En un año comenzaría la facultad de medicina, y se mudaría a Tokio con una de sus amigas.
Al igual que todas las tardes del verano, fue al parque para reunirse con sus amigos de la preparatoria.
Takeuchi iba a estar allí. Era uno de los chicos al que Luma más afecto le tenía, o mejor dicho el único que había llegado a su corazón.
La tarde se había hecho noche, el momento de separarse había llegado. Takeuchi decidió acompañarla a su casa. Durante el viaje no cruzaron ni una palabra, la timidez los había hecho sus prisioneros.
En la puerta de la casa, Takeuchi se paró delante de ella.
-Quiero que vengas conmigo al festival mañana – Y le dio un beso.
Luma no supo responder, pero ¿Qué podría decirle? Él ya sabía la respuesta.
No encontró comodidad en la cama, los nervios no la dejaban dormir. Las expectativas del mañana irrumpían su sueño.
La preparación para el festival no disminuyo las ansías. La madre la ayudó para arreglar su cabello y también para ponerse la yukata.
Era la primera vez que tenía una cita.
Antes de dejar la casa se miró por última vez en el espejo de su baño para asegurarse de que el sudor no había corrido su maquillaje.
El despacho la tomó por sorpresa. Ya no vestía su yukata, en cambio tenía un uniforme verde. Dos jóvenes estaban parados a su lado mirando fijamente al general que estaba sentado al otro lado del escritorio.
-No se puede posponer más sargento, es momento de tomar las riendas en esta contienda.

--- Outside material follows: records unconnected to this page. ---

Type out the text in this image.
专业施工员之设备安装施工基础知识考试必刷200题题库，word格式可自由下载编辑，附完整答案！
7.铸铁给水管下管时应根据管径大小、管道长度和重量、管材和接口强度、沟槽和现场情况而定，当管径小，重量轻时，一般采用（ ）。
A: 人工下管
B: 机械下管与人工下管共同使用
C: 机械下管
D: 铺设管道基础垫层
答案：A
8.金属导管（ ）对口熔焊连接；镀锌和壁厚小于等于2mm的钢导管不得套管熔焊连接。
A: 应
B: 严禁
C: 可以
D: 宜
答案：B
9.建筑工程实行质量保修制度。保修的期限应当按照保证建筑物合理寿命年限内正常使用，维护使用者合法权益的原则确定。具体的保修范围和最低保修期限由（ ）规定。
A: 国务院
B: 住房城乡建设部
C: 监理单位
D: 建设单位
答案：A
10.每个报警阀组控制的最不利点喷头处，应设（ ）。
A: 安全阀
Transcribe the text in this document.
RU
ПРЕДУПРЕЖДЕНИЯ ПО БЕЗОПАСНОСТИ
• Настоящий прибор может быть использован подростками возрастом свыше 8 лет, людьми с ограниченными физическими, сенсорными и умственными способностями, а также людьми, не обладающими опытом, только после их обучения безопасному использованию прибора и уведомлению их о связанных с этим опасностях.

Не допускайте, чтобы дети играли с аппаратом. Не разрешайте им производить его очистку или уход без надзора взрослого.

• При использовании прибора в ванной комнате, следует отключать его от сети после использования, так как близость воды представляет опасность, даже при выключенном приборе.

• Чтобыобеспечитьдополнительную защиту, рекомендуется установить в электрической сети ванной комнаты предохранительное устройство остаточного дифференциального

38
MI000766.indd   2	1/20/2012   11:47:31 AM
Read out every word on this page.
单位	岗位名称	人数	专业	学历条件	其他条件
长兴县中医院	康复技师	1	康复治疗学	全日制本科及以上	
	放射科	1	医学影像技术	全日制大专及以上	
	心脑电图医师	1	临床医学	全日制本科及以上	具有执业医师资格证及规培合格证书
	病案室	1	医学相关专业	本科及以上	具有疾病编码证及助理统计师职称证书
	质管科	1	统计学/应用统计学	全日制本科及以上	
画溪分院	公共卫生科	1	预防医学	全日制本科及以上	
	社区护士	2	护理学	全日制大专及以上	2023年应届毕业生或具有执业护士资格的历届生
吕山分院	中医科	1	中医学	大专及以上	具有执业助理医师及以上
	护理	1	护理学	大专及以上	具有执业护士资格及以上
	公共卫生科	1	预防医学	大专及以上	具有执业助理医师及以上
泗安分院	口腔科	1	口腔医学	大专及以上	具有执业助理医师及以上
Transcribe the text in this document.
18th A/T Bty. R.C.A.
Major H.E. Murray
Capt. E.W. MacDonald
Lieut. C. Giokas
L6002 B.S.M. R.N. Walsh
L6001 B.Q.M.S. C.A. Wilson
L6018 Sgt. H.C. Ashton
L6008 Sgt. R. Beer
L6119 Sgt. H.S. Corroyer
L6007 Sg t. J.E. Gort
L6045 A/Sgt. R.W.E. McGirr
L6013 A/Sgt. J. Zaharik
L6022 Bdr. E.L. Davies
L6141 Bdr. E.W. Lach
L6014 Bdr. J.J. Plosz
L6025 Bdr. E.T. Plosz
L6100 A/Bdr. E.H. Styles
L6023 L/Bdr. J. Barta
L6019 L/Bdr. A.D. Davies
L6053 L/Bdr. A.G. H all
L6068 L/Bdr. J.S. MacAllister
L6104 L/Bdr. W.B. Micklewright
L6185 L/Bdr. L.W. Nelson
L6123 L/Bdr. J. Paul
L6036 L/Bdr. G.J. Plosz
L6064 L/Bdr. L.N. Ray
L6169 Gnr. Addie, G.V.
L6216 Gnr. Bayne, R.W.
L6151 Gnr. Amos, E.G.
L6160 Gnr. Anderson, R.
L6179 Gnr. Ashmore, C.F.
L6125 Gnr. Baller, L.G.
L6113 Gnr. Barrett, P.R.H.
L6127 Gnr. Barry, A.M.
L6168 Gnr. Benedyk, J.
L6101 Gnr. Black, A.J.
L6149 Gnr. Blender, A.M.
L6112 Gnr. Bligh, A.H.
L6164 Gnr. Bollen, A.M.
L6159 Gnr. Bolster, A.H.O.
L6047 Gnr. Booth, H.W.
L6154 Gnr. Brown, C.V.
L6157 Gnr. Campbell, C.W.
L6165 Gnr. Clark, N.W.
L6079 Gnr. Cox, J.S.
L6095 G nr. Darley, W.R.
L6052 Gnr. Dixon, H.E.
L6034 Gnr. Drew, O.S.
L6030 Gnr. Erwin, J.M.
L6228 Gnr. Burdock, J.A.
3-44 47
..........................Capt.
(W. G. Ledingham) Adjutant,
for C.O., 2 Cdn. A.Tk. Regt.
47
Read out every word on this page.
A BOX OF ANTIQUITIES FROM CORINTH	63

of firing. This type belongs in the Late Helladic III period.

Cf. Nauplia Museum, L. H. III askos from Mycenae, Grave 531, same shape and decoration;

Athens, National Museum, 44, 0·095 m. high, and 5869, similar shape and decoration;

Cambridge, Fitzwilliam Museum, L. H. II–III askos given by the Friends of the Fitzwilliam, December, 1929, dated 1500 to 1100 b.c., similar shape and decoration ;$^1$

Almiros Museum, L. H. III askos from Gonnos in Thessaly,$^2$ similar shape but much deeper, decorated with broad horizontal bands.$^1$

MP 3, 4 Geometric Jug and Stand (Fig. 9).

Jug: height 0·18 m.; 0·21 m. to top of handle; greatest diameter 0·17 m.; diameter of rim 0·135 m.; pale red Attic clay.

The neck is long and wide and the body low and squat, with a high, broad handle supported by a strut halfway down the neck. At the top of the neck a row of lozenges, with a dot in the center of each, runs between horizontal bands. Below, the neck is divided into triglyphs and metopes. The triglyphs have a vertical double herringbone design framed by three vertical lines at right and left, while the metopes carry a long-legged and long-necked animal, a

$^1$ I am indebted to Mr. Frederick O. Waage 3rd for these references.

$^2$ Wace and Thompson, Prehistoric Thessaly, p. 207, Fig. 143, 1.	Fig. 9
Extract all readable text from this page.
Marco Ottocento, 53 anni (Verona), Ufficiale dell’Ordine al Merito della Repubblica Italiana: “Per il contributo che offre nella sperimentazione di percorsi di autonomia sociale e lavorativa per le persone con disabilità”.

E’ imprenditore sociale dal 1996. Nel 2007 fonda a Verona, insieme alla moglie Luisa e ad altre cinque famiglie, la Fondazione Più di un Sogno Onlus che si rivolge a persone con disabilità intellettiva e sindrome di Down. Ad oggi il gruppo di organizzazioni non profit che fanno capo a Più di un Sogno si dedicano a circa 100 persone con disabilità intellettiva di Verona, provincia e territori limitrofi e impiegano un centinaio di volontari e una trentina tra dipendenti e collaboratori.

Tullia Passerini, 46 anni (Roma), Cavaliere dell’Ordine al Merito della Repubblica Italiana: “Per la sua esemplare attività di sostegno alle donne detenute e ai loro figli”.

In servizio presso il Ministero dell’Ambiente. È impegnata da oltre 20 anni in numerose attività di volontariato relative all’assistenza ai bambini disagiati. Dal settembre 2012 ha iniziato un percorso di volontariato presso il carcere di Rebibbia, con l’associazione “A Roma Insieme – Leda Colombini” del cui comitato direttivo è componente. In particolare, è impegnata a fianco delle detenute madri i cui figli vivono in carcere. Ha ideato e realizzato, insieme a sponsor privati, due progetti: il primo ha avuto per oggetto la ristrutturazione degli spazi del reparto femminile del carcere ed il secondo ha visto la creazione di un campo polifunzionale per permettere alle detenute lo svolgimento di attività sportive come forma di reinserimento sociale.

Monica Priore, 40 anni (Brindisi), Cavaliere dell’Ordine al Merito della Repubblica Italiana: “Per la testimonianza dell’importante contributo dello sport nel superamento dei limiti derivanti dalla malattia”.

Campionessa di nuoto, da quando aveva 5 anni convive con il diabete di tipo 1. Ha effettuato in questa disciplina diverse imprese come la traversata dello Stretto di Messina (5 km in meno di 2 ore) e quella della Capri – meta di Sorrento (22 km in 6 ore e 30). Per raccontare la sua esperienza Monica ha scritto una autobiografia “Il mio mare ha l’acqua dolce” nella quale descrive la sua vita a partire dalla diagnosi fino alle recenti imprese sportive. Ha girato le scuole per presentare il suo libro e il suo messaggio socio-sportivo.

Con un sí bastara, no piense en las consecuencias, piense en su futuro.
-Será un espectáculo sin igual, lo podremos ver en la pantalla gracias a la tecnología satelital – Dijo una mujer vestida de azul.
-Tómese unos minutos Sargento Lauren – Le dijo el general y le indicó la salida. Rígida, se levantó de la silla. No apartó la mirada de la puerta y camino derecho hacia ella.
¿En qué idioma le hablaban? ¿Qué había sucedido?
Levantó la mirada otra vez, y buscó al general, pero encontró un espejo ¿Desde cuándo tenía el cabello oscuro?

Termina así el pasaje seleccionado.